ML modeling for house price prediction in Belarus.
- Collecting the data from web source using parsing technology
- Data processing: handling duplicates, nan-values, features' types, outliers. Numeric & Categorical features processiong
- Generating new features
- EDA
- Modeling, feature selection, hyperparameters optimization
- Model inference
Primary dataset is one parsed from the web site realt.by. It contains data about houses, cottages & countryhouses ads in Belarus in Apr 2024: more than 16000 rows with 52 columns initially.
Here is the visualization of objects distribution on the map
The evaluation metrics for the project was R2 & MAE.
The project goal required full-stack approach implementation: starting from parsing/collecting data, data processing/modeling and model inference, including both back&front-end representation.

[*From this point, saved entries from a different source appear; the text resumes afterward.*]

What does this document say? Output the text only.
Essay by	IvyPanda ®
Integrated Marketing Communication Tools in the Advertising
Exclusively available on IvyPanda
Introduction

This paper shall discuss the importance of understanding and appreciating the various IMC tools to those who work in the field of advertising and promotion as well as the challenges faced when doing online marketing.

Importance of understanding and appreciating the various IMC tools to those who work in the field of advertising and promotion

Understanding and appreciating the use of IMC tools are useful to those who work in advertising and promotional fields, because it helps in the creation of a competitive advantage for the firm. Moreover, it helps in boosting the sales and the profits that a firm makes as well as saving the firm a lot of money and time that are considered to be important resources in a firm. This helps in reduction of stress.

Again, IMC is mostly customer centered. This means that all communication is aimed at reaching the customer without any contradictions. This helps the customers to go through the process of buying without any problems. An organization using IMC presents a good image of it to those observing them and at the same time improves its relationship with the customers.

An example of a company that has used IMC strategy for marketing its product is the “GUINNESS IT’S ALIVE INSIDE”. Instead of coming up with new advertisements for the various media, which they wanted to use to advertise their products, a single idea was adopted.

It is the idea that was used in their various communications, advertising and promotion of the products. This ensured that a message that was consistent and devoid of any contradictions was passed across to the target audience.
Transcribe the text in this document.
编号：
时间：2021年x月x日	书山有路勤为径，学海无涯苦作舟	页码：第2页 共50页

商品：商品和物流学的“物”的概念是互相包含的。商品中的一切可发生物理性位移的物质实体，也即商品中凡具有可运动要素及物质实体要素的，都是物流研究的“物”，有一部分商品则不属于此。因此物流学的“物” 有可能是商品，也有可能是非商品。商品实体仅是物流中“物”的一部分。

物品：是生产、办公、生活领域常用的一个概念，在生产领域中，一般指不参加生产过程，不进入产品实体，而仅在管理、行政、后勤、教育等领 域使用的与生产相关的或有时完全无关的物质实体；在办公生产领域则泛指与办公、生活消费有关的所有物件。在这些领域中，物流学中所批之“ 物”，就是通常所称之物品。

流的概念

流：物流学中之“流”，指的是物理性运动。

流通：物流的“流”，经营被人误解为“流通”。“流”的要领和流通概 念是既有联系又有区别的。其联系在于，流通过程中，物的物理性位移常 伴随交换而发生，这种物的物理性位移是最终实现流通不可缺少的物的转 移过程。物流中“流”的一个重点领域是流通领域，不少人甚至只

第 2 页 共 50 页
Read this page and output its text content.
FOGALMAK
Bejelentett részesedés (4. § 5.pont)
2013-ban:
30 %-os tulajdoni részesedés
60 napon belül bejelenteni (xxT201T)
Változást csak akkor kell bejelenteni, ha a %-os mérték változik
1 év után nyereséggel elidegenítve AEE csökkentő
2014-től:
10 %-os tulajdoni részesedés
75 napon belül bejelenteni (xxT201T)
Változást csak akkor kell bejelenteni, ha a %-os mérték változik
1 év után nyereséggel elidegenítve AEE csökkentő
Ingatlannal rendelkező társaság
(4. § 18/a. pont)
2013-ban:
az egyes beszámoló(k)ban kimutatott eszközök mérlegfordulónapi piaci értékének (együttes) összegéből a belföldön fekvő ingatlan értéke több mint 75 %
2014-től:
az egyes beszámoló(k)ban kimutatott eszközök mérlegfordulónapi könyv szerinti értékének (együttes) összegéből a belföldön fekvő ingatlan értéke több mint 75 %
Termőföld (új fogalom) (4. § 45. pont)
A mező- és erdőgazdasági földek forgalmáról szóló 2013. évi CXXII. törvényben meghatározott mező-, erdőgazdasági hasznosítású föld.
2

At the 1st iterration of the project the main goal was building a model predicting a price only for countryhouses. Approximately 3000+ ads was parsed from realt.by. Taking into account relatively small size of the data set it was decided and seemed reasonable to use R2-score to evaluate model quality. When R2-score close to 0.7 was obtained I moved to the 2nd iterration. The new goal was reformulated: Building a model predicting a price for countryhouses, houses & cottages. This goal required more data for analysis. At the 2nd iterration more than 13000 ads was additionaly parsed from the same web source yielding in total the data set with the shape (16187, 52).
Parsing (parsing.ipynb)
The data was parsed from realt.by web-site using Selenium library & Chrome Webdriver engine. At the first step, the site feed containing brief information about the objects was scanned. The main goal at this stage: parsing ad URLs containing a unique identifier (ID)(data/pars_res{int}.txt). At the second stage, a loop of saved URLs was carried out and detailed information about the objects was collected and saved in csv-format (data/country_houses.csv & data/country_houses_2.csv).
Data processing (main.ipynb)
All parsed data was mainly saved as type 'object'. So at this step it was supposed to transform numeric data to int or float. Main part of collected data was categorical: some binary, another - multioptions. Due to the similarity of some Multicategorical feature options some options were merged after statistical assessment of the statistical significance of the difference between similar options. Both numeric and categorical features required handling nan values, which was managed either by filling with median/mode value or str-value - depending on the feature type. Due to not normal distribution of the target feature (price) outliers were handled using +/- 1.5 IQR method (Interquartile Range).
Generating new features (main.ipynb)
Some additional features were generated and added to the data set. They mainly based on house coordinates data and include distances till district city, regional city and Belarus capital.
EDA (main.ipynb)
Data preprocessing helped to identify the main dependencies between features and the target variable - price.
Modeling (main.ipynb)
LinearRegression was used as base model to be compared with. GradientBoosting appeared one of the most effective from the point of view of the metrics. 40 the most useful features were selected using SelectKBest.
Model inference (django folder)
GradientBoosting model fit with selected features was serialized and infered as back-end of web-application. This step was realised using Django framework. Web application is actually deployed on https://housespriceprediction-production.up.railway.app/. Where it's available now for test purpose.
- see the requirements.txt